AI Won’t Steal Jobs; The Pace of Job Creation Is Just Too Slow
When asked about AI’s impact on the job market, Huang offered a insightful perspective: We are busier now than ever before.
He cited NVIDIA as an example: Currently, 100% of its software engineers and 100% of its chip designers use AI to assist their work. This has not led to layoffs; instead, it enables the company to pursue more innovative ideas.
So I believe that as long as a company has enough ideas, higher productivity allows you to chase those ideas even more aggressively.
To me, aI is actually creating jobs. It enables us to build products customers are willing to buy, driving growth and subsequently creating more positions—a chain reaction.
Huang considers AI “the greatest technology equalizer in history”:
Everyone is a programmer now. In the past, you needed to master C, C++, or Python. Now, you just need to converse with AI using natural language. Even if you don’t know how to ask the right question, you can have AI help you write a better prompt, and it will reorganize your thoughts for you.
Everyone is now an artist, everyone is a writer, and everyone is a programmer.

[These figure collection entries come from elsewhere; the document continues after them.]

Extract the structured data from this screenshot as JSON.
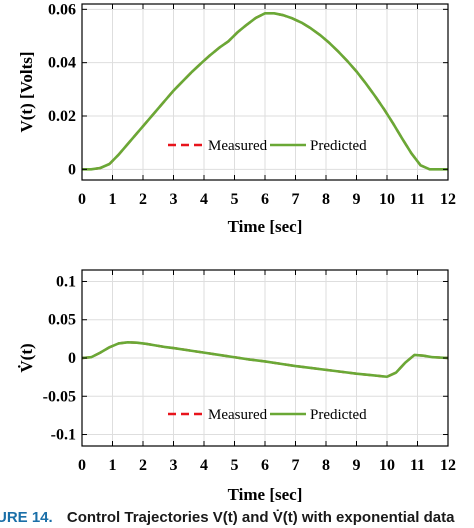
{
  "caption": {
    "prefix": "URE 14.",
    "text": "Control Trajectories V(t) and V̇(t) with exponential data"
  },
  "colors": {
    "measured": "#e8141c",
    "predicted": "#6aa836",
    "grid": "#dedede"
  },
  "chart_data": [
    {
      "type": "line",
      "ylabel": "V(t) [Volts]",
      "xlabel": "Time [sec]",
      "xlim": [
        0,
        12
      ],
      "ylim": [
        -0.004,
        0.062
      ],
      "xticks": [
        0,
        1,
        2,
        3,
        4,
        5,
        6,
        7,
        8,
        9,
        10,
        11,
        12
      ],
      "yticks": [
        0,
        0.02,
        0.04,
        0.06
      ],
      "ytick_labels": [
        "0",
        "0.02",
        "0.04",
        "0.06"
      ],
      "grid": true,
      "legend": {
        "placement": "bottom-center",
        "orientation": "horizontal"
      },
      "x": [
        0,
        0.3,
        0.6,
        0.9,
        1.2,
        1.5,
        1.8,
        2.1,
        2.4,
        2.7,
        3,
        3.3,
        3.6,
        3.9,
        4.2,
        4.5,
        4.8,
        5.1,
        5.4,
        5.7,
        6,
        6.3,
        6.6,
        6.9,
        7.2,
        7.5,
        7.8,
        8.1,
        8.4,
        8.7,
        9,
        9.3,
        9.6,
        9.9,
        10.2,
        10.5,
        10.8,
        11.1,
        11.4,
        11.7,
        12
      ],
      "series": [
        {
          "name": "Measured",
          "style": "dashed",
          "color": "#e8141c",
          "values": [
            0,
            0,
            0.0005,
            0.002,
            0.0055,
            0.0095,
            0.0135,
            0.0175,
            0.0215,
            0.0255,
            0.0295,
            0.033,
            0.0365,
            0.0397,
            0.0428,
            0.0456,
            0.048,
            0.0514,
            0.0542,
            0.0568,
            0.0585,
            0.0585,
            0.0578,
            0.0566,
            0.055,
            0.0529,
            0.0504,
            0.0475,
            0.0442,
            0.0406,
            0.0367,
            0.0323,
            0.0276,
            0.0226,
            0.0172,
            0.0115,
            0.006,
            0.0015,
            0,
            0,
            0
          ]
        },
        {
          "name": "Predicted",
          "style": "solid",
          "color": "#6aa836",
          "values": [
            0,
            0,
            0.0005,
            0.002,
            0.0055,
            0.0095,
            0.0135,
            0.0175,
            0.0215,
            0.0255,
            0.0295,
            0.033,
            0.0365,
            0.0397,
            0.0428,
            0.0456,
            0.048,
            0.0514,
            0.0542,
            0.0568,
            0.0585,
            0.0585,
            0.0578,
            0.0566,
            0.055,
            0.0529,
            0.0504,
            0.0475,
            0.0442,
            0.0406,
            0.0367,
            0.0323,
            0.0276,
            0.0226,
            0.0172,
            0.0115,
            0.006,
            0.0015,
            0,
            0,
            0
          ]
        }
      ]
    },
    {
      "type": "line",
      "ylabel": "V̇(t)",
      "xlabel": "Time [sec]",
      "xlim": [
        0,
        12
      ],
      "ylim": [
        -0.115,
        0.115
      ],
      "xticks": [
        0,
        1,
        2,
        3,
        4,
        5,
        6,
        7,
        8,
        9,
        10,
        11,
        12
      ],
      "yticks": [
        -0.1,
        -0.05,
        0,
        0.05,
        0.1
      ],
      "ytick_labels": [
        "-0.1",
        "-0.05",
        "0",
        "0.05",
        "0.1"
      ],
      "grid": true,
      "legend": {
        "placement": "bottom-center",
        "orientation": "horizontal"
      },
      "x": [
        0,
        0.3,
        0.6,
        0.9,
        1.2,
        1.5,
        1.8,
        2.1,
        2.4,
        2.7,
        3,
        3.5,
        4,
        4.5,
        5,
        5.5,
        6,
        6.5,
        7,
        7.5,
        8,
        8.5,
        9,
        9.5,
        10,
        10.3,
        10.6,
        10.9,
        11.2,
        11.5,
        12
      ],
      "series": [
        {
          "name": "Measured",
          "style": "dashed",
          "color": "#e8141c",
          "values": [
            0,
            0.001,
            0.007,
            0.014,
            0.019,
            0.0205,
            0.02,
            0.0185,
            0.0165,
            0.0145,
            0.013,
            0.01,
            0.007,
            0.004,
            0.001,
            -0.002,
            -0.0045,
            -0.0075,
            -0.0105,
            -0.013,
            -0.0155,
            -0.018,
            -0.0205,
            -0.0225,
            -0.0245,
            -0.019,
            -0.006,
            0.004,
            0.003,
            0.001,
            0
          ]
        },
        {
          "name": "Predicted",
          "style": "solid",
          "color": "#6aa836",
          "values": [
            0,
            0.001,
            0.007,
            0.014,
            0.019,
            0.0205,
            0.02,
            0.0185,
            0.0165,
            0.0145,
            0.013,
            0.01,
            0.007,
            0.004,
            0.001,
            -0.002,
            -0.0045,
            -0.0075,
            -0.0105,
            -0.013,
            -0.0155,
            -0.018,
            -0.0205,
            -0.0225,
            -0.0245,
            -0.019,
            -0.006,
            0.004,
            0.003,
            0.001,
            0
          ]
        }
      ]
    }
  ]
}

However, he issued a warning:
One thing we can be certain of is that if you do not use AI, you will lose to those who do. He asserted that no programmer in the future will work alone; “You can’t go raw dogging it anymore without tools—you need a Copilot.”

Every Industrial Company Will Become an AI Company
I read the filing and followed the release, but what stood out to me wasn’t just the vision—it was the operational reality. Huang argues that AI isn’t a feature; it’s continuous production. That means your SRE team is now responsible for token latency as much as CPU cycles. The shift from batch processing to real-time inference changes how we monitor uptime.
Just as energy production peaked at 30% of the economy two or three centuries ago, in the future, there will be an entire industry dedicated to generating tokens, becoming new infrastructure.
I feel that current investments in AI infrastructure are around tens of billions of dollars, but future annual investments will reach trillions.
In practice, trillion-dollar capex means we need better cost allocation per model run immediately.
Huang points out that autonomy for anything with wheels is imminent. Every manufacturer now needs two factories: one for hardware, one for the “AI factory” training the brains. Tesla already does this; most others are still debugging their first LLM. This isn’t a lab demo—it’s a supply chain requirement.
So, in the future, every industrial company will become an AI company; otherwise, it won’t survive.